- Born: June 22, 1925 London, Ontario
- Died: March 17, 2005 (aged 79) Nanaimo, British Columbia
- Education: London Central Collegiate Institute
- Occupation: music manager
- Years active: 1950s – 1973
- Spouse: Barbara Jean Robinson (m.1964)
- Children: Jonathan, Joshua
- Awards: Gold Leaf Award – 'Canadian Industry Music Industry Man of the Year'

= Saul Holiff =

Canadian music promoter and manager

Saul Holiff (June 22, 1925 – March 17, 2005) was a Canadian music promoter and Johnny Cash's manager for thirteen years.

Saul Holiff was born in London, Ontario, on June 22, 1925. He dropped out of high school, the London Central Collegiate Institute, when he was fifteen, and worked a variety of jobs: delivered newspapers, ran a fruit and vegetable business, drove trucks, worked as a puddler at the Steel Company of Canada, a traveling salesman, and a self-employed clothing merchant. During World War II he trained as a rear air gunner in the Royal Canadian Air Force.

In the 1950s he performed at London's Grand Theatre in a variety of roles before becoming a concert promoter and manager with offices in London, Los Angeles and Nashville. He promoted such acts as Bill Haley and the Comets, Paul Anka and Johnny Cash through smaller venues such as his own restaurant, Sol's Square Boy.

Holiff managed Johnny Cash’s career from 1960 to 1973. He also managed Tommy Hunter, Debbie Lori Kaye and The Statler Brothers. In 1961 Holiff was responsible for introducing singer June Carter into Cash's act.

In 1970 Holiff won a Gold Leaf Award for 'Canadian Industry Music Industry Man of the Year'. These awards were the precursor to the Juno Awards.

Cash and Holiff had a tumultuous relationship, which is highlighted in the 2012 film My Father and the Man in Black, an award-winning documentary created by Holiff's son Jonathan.

Holiff negotiated a $75,000 settlement agreement with Gordon Jenkins because of the similarity of Cash's hit "Folsom Prison Blues" to a Jenkins song.
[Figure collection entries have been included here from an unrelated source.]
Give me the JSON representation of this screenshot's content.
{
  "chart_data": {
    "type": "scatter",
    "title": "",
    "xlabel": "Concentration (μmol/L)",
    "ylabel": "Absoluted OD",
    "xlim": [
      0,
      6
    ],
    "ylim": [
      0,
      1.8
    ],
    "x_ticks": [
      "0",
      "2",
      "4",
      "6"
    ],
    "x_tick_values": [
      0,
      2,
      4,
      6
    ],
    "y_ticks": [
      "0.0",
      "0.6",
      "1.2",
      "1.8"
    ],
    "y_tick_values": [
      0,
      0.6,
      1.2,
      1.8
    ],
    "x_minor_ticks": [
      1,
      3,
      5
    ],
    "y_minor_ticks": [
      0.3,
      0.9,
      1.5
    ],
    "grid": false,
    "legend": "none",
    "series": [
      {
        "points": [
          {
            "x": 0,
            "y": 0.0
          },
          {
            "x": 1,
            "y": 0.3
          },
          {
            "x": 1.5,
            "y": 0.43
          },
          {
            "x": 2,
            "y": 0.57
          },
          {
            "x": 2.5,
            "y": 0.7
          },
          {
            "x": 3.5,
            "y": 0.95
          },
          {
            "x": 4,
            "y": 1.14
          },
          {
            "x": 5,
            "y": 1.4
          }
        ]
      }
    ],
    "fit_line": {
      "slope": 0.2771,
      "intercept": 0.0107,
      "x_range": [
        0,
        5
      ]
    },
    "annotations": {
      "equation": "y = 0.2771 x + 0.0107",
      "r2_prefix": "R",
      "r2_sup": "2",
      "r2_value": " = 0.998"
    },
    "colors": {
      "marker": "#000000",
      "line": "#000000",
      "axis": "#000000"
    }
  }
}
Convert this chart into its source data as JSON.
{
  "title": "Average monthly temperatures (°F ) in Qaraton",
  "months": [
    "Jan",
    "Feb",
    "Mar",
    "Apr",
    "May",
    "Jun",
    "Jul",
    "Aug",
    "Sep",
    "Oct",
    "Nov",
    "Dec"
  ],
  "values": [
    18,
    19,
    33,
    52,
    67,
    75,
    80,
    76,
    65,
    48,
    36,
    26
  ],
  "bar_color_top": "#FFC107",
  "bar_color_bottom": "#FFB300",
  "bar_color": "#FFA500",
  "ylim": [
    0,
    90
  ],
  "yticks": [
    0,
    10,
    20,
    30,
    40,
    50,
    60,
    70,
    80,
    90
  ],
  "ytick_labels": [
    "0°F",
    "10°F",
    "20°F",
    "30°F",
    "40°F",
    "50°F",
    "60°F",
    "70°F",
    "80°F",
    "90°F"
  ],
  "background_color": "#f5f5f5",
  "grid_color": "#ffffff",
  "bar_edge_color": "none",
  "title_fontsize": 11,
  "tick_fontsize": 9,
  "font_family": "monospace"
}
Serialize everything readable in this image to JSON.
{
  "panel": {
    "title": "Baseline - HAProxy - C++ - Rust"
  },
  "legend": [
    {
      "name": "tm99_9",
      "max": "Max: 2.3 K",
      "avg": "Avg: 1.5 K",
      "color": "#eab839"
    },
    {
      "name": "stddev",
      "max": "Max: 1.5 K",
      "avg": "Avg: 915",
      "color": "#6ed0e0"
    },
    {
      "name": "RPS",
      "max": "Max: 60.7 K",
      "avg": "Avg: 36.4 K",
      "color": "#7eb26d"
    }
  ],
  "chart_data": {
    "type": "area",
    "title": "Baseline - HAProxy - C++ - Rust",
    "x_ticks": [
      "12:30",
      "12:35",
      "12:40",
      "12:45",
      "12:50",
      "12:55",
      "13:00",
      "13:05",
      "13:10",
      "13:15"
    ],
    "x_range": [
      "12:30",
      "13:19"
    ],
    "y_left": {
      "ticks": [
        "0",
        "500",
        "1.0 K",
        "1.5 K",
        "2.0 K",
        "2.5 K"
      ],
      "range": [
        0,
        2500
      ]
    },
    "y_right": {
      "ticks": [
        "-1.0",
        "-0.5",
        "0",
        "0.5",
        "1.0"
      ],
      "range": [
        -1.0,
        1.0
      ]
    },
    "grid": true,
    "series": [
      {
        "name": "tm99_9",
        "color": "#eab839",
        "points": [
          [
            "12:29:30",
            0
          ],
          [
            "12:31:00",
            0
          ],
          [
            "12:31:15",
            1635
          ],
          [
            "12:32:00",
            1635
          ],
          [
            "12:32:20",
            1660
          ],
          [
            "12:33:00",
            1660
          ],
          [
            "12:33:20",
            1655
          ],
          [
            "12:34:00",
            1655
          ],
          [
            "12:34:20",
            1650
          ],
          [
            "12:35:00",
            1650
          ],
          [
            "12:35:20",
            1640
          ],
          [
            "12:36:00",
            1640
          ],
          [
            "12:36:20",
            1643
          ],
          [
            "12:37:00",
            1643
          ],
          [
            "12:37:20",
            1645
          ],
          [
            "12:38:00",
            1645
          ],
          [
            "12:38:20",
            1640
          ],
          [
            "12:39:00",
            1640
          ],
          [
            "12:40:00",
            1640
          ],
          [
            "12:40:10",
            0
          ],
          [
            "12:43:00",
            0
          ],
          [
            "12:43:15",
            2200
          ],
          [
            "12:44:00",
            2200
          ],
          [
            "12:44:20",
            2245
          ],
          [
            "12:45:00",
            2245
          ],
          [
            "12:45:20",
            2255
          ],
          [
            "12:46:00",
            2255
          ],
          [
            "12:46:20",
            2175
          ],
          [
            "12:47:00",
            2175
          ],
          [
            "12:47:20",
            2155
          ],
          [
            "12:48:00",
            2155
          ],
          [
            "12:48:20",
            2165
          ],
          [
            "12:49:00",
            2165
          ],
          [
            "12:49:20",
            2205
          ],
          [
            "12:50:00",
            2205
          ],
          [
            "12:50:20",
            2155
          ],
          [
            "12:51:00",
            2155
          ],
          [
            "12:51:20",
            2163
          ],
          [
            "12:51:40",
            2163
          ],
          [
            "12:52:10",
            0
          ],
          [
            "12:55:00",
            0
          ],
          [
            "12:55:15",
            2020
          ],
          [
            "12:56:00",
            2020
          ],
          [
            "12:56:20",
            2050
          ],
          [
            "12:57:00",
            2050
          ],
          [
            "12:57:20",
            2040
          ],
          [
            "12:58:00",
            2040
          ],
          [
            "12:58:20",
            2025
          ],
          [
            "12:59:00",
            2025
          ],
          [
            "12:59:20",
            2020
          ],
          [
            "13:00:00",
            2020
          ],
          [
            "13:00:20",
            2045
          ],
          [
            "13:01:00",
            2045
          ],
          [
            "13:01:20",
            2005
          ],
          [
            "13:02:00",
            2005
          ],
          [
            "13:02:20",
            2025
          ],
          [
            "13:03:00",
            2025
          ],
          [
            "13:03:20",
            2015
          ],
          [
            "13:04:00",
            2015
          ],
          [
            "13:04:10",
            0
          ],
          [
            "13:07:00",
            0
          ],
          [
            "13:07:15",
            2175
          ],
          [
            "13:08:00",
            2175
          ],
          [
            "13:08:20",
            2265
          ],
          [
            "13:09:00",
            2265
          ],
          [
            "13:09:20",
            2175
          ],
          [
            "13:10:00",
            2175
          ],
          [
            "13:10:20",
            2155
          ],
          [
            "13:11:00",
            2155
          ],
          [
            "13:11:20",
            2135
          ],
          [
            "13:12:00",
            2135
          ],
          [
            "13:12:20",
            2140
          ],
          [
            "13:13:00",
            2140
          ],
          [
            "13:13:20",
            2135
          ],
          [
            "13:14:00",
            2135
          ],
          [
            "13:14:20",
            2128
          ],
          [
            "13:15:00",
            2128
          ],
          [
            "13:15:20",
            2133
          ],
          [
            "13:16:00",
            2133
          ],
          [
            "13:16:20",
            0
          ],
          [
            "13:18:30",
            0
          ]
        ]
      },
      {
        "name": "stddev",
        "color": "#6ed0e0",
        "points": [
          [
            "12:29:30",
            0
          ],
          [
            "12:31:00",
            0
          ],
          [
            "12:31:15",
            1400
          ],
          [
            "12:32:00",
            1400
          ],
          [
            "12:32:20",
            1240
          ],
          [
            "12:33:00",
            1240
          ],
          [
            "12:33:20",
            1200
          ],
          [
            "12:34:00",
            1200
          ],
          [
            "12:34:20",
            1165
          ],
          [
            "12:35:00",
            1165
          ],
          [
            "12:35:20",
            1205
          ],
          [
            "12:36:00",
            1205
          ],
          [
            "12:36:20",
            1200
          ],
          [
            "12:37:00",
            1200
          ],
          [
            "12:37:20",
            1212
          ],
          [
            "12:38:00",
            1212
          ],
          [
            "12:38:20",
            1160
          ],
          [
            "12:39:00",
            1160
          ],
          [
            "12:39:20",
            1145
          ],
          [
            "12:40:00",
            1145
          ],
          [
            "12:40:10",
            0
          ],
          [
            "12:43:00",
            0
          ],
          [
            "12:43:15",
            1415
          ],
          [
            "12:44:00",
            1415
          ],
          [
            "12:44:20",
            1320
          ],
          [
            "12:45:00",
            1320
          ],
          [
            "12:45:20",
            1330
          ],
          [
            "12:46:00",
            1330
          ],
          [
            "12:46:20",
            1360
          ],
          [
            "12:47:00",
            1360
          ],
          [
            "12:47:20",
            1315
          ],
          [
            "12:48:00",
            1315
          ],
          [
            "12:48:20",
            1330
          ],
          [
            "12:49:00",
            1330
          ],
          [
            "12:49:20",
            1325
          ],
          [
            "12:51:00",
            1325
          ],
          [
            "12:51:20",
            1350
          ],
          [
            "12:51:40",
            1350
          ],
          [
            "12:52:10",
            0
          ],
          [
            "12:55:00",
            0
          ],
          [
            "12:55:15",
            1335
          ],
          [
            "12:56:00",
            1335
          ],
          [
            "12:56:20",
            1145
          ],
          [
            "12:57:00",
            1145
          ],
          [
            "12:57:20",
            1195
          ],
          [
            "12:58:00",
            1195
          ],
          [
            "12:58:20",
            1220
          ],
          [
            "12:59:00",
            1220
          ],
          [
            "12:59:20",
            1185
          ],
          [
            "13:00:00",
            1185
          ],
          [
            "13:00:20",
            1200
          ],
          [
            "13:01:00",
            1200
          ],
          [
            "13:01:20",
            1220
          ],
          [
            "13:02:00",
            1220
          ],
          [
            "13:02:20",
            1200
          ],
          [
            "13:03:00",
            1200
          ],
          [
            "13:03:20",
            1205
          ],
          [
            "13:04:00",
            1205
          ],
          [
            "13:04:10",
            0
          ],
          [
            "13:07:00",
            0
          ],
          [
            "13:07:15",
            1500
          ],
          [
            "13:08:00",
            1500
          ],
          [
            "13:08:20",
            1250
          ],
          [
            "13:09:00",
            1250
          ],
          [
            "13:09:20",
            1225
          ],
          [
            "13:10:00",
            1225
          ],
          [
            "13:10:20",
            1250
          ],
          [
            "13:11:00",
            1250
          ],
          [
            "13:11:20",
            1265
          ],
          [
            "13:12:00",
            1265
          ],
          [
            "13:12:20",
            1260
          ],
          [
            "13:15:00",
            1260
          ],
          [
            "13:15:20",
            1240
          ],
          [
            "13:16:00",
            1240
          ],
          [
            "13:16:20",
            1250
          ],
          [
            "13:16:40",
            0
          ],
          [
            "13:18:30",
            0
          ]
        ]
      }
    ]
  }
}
After Holiff quit as Cash's manager in 1973, he retired from show business. He enrolled at the University of Victoria, and earned a bachelor's degree in history.

Holiff died by suicide on March 17, 2005, in Nanaimo, British Columbia.

==Honours and legacy==
In 2018 he was awarded a posthumous lifetime achievement award at the Forrest City London Music Awards.

The Holiff family archives, which include materials related to Holiff's management of Johnny Cash and the documentary My Father and the Man in Black, are held at the University of Victoria Libraries Special Collections and University Archives.